Neural Comput. 2010 Nov;22(11):2858-86. doi: 10.1162/NECO_a_00028.
We develop a novel generalization bound for learning the kernel problem. First, we show that the generalization analysis of the kernel learning problem reduces to investigation of the suprema of the Rademacher chaos process of order 2 over candidate kernels, which we refer to as Rademacher chaos complexity. Next, we show how to estimate the empirical Rademacher chaos complexity by well-established metric entropy integrals and pseudo-dimension of the set of candidate kernels.
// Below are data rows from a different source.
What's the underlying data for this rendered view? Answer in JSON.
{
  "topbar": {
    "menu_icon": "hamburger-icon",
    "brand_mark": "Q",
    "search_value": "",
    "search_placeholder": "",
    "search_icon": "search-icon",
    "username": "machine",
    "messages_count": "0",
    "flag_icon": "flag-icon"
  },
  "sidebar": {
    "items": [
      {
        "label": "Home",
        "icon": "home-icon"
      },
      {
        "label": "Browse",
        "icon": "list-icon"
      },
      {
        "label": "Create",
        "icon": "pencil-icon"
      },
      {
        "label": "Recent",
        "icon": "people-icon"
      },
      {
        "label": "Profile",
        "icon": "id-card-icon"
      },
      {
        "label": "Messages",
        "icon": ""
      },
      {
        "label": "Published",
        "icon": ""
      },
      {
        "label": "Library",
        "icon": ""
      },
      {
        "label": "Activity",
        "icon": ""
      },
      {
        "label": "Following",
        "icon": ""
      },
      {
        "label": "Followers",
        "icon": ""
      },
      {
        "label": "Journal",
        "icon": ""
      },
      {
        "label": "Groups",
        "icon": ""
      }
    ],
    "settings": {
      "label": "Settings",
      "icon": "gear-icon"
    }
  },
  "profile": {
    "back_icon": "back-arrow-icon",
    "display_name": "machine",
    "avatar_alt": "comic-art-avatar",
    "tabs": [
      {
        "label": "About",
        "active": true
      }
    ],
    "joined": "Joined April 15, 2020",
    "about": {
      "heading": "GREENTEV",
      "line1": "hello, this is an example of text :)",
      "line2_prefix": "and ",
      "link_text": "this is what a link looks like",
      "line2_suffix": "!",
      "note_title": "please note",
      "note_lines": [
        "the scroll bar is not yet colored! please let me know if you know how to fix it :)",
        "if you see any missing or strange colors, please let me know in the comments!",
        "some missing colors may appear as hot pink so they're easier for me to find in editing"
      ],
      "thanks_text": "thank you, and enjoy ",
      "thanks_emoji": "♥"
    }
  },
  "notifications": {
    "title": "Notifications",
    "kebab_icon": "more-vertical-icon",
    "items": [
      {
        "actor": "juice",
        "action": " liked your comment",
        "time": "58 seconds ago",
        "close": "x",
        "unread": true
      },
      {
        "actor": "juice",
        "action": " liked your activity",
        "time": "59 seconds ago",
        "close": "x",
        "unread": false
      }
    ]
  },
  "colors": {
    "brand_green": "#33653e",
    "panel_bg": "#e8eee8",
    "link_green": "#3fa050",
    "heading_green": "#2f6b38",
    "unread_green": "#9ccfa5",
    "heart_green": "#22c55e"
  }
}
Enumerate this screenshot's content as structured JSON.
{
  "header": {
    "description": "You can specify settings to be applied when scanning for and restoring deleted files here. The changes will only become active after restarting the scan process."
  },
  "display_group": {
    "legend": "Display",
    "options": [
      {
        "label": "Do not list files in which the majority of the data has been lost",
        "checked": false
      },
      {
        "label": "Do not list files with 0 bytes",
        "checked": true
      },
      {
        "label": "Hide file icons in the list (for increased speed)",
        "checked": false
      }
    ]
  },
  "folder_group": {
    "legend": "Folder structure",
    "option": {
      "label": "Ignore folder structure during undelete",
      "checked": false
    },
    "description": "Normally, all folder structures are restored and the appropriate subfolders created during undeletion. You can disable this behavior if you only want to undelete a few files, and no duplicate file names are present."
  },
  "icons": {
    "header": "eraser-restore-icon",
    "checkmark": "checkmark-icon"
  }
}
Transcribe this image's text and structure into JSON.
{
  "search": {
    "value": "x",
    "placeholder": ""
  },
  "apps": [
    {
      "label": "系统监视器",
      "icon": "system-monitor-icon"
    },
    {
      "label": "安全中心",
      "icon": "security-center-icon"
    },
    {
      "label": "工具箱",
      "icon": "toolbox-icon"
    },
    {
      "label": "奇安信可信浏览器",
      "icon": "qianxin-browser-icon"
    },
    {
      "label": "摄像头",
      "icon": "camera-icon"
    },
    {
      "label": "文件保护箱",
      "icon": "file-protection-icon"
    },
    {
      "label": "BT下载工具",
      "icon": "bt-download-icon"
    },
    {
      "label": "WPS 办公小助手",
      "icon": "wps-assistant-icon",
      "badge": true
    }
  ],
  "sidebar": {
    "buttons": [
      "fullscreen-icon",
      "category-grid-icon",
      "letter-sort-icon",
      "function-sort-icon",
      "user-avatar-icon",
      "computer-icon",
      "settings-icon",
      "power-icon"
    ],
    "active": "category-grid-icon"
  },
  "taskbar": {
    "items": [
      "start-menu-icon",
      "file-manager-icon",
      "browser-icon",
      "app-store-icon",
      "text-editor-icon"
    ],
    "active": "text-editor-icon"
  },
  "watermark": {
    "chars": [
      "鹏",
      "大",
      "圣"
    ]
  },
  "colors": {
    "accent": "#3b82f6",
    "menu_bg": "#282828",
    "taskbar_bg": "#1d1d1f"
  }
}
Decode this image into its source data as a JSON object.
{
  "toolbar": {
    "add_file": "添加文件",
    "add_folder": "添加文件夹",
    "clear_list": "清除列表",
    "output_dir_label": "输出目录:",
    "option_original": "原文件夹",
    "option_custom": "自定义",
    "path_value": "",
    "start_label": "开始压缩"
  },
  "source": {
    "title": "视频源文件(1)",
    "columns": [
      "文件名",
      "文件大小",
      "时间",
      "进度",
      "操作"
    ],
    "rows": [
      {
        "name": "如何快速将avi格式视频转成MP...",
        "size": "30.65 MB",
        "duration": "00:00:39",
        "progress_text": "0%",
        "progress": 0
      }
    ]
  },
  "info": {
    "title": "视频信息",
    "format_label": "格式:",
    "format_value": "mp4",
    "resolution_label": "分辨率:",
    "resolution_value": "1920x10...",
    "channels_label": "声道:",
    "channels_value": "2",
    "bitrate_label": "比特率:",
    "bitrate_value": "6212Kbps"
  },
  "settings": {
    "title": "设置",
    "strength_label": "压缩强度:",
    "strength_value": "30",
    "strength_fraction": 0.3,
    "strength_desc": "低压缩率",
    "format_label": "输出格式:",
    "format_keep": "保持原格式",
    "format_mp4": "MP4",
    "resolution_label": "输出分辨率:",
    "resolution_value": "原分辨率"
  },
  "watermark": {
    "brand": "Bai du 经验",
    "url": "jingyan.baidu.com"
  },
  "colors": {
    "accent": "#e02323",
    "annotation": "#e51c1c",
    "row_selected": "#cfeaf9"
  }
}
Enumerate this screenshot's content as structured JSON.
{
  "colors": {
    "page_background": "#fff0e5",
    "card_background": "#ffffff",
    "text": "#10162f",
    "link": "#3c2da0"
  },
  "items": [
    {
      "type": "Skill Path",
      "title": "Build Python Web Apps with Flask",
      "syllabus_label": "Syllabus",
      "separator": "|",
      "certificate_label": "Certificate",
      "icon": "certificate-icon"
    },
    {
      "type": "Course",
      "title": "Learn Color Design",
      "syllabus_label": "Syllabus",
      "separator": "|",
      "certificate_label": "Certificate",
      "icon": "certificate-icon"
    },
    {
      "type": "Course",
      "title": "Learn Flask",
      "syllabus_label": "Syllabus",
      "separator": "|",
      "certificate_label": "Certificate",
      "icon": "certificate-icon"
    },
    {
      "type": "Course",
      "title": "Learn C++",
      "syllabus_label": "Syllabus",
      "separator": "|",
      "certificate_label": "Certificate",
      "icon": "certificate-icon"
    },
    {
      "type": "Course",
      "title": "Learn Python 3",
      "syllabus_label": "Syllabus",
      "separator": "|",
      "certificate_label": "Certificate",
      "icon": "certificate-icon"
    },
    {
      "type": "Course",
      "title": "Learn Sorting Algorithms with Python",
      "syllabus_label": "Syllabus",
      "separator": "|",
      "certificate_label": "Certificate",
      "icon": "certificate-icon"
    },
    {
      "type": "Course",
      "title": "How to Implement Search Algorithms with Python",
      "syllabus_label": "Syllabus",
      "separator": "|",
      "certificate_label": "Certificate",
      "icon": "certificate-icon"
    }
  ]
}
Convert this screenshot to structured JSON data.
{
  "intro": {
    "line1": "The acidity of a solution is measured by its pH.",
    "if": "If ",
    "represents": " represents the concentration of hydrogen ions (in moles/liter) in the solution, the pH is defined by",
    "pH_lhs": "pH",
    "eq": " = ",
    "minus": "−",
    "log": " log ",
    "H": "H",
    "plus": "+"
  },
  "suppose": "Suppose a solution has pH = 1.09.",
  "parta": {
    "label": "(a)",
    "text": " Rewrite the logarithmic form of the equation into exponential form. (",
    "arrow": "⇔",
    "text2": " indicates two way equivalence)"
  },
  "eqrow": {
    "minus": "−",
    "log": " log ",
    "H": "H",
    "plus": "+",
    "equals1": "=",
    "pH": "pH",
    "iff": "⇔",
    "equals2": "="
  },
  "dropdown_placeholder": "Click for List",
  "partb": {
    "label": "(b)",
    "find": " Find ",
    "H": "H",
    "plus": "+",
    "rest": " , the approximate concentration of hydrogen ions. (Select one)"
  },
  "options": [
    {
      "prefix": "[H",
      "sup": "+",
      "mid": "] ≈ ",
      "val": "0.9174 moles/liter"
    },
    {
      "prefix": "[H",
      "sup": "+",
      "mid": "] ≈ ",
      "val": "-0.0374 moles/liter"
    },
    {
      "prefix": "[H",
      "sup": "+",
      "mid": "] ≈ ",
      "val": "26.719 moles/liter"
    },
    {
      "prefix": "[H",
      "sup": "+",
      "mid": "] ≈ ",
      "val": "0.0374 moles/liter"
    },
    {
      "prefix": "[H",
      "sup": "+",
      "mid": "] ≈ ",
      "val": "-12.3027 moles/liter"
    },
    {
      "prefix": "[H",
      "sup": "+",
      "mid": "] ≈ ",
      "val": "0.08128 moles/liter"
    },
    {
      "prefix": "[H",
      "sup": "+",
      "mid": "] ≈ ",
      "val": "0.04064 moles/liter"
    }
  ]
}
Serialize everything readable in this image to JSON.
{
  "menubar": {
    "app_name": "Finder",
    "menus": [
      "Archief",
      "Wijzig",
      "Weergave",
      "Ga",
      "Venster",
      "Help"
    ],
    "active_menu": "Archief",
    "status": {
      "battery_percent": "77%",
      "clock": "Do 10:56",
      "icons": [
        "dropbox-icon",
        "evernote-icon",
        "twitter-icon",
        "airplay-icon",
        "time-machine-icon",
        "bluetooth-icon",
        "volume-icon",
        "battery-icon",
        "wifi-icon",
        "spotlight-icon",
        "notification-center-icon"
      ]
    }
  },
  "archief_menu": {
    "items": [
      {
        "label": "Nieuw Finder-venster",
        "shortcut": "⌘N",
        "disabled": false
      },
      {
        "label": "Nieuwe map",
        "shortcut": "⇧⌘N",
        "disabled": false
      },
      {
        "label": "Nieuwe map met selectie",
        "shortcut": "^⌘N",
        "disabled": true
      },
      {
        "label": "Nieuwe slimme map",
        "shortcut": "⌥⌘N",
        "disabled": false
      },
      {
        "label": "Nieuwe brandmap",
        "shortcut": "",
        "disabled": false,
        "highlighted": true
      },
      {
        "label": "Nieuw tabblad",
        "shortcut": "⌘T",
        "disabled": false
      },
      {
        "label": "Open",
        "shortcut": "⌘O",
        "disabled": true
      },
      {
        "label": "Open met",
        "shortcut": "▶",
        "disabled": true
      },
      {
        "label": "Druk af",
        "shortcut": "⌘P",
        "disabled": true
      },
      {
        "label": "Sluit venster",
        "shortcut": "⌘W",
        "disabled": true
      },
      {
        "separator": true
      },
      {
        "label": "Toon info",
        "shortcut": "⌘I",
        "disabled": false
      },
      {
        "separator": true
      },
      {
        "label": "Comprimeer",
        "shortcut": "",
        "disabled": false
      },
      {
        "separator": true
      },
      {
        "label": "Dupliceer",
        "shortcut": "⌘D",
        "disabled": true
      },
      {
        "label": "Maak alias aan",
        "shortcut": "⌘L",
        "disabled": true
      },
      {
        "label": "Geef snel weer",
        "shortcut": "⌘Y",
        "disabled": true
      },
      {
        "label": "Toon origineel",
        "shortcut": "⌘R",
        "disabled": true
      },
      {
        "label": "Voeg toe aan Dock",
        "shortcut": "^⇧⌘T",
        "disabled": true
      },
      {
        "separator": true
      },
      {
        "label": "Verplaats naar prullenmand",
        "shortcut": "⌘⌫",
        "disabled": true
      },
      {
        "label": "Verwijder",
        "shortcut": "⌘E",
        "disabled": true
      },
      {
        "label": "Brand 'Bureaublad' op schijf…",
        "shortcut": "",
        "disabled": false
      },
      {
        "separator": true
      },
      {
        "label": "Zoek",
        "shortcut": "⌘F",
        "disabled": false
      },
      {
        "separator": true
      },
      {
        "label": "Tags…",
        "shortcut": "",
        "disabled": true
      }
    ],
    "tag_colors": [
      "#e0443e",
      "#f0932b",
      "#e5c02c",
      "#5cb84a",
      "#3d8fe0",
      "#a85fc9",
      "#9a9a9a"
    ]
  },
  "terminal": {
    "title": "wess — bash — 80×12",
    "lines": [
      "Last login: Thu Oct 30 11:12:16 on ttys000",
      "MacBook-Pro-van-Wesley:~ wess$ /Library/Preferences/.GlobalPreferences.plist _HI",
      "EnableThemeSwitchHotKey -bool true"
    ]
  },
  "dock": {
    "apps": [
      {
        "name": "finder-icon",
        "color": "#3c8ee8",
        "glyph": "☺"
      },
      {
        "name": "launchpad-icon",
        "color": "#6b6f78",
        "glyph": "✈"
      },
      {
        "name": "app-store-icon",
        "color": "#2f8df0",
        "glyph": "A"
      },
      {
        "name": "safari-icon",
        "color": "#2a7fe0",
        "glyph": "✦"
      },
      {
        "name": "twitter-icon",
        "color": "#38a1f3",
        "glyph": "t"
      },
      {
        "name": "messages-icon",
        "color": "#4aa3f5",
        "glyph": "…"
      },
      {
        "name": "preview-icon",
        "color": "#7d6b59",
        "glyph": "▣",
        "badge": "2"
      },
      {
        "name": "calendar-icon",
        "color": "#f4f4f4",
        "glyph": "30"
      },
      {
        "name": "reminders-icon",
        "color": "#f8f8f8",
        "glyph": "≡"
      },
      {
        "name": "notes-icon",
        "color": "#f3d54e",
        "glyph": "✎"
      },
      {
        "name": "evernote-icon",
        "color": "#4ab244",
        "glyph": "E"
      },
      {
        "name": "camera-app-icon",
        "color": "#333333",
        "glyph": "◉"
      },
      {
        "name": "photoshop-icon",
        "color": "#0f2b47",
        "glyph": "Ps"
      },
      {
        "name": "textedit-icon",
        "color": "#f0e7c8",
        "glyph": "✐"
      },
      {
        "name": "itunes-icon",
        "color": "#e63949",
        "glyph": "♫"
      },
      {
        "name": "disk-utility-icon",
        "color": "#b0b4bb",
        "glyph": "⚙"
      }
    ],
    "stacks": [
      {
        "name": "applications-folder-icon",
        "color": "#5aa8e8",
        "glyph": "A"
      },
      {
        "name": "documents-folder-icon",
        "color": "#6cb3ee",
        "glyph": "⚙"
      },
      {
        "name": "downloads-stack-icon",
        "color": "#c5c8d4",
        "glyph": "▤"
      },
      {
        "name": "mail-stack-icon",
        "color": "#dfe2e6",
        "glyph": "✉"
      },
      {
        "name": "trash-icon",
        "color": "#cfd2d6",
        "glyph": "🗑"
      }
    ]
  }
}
Our new methodology mainly depends on the principal theory of U-processes and entropy integrals. Finally, we establish satisfactory excess generalization bounds and misclassification error rates for learning gaussian kernels and general radial basis kernels.
我们提出了一种新的核学习问题的泛化界。首先,我们证明核学习问题的泛化分析可以归结为对候选核的 2 阶 Rademacher 混沌过程上的上确界的研究,我们称之为 Rademacher 混沌复杂度。接下来,我们展示了如何通过成熟的度量熵积分和候选核集的伪维数来估计经验 Rademacher 混沌复杂度。我们的新方法主要依赖于 U 过程和熵积分的基本理论。最后,我们建立了学习高斯核和广义径向基核的满意的过拟合泛化界和错误分类率。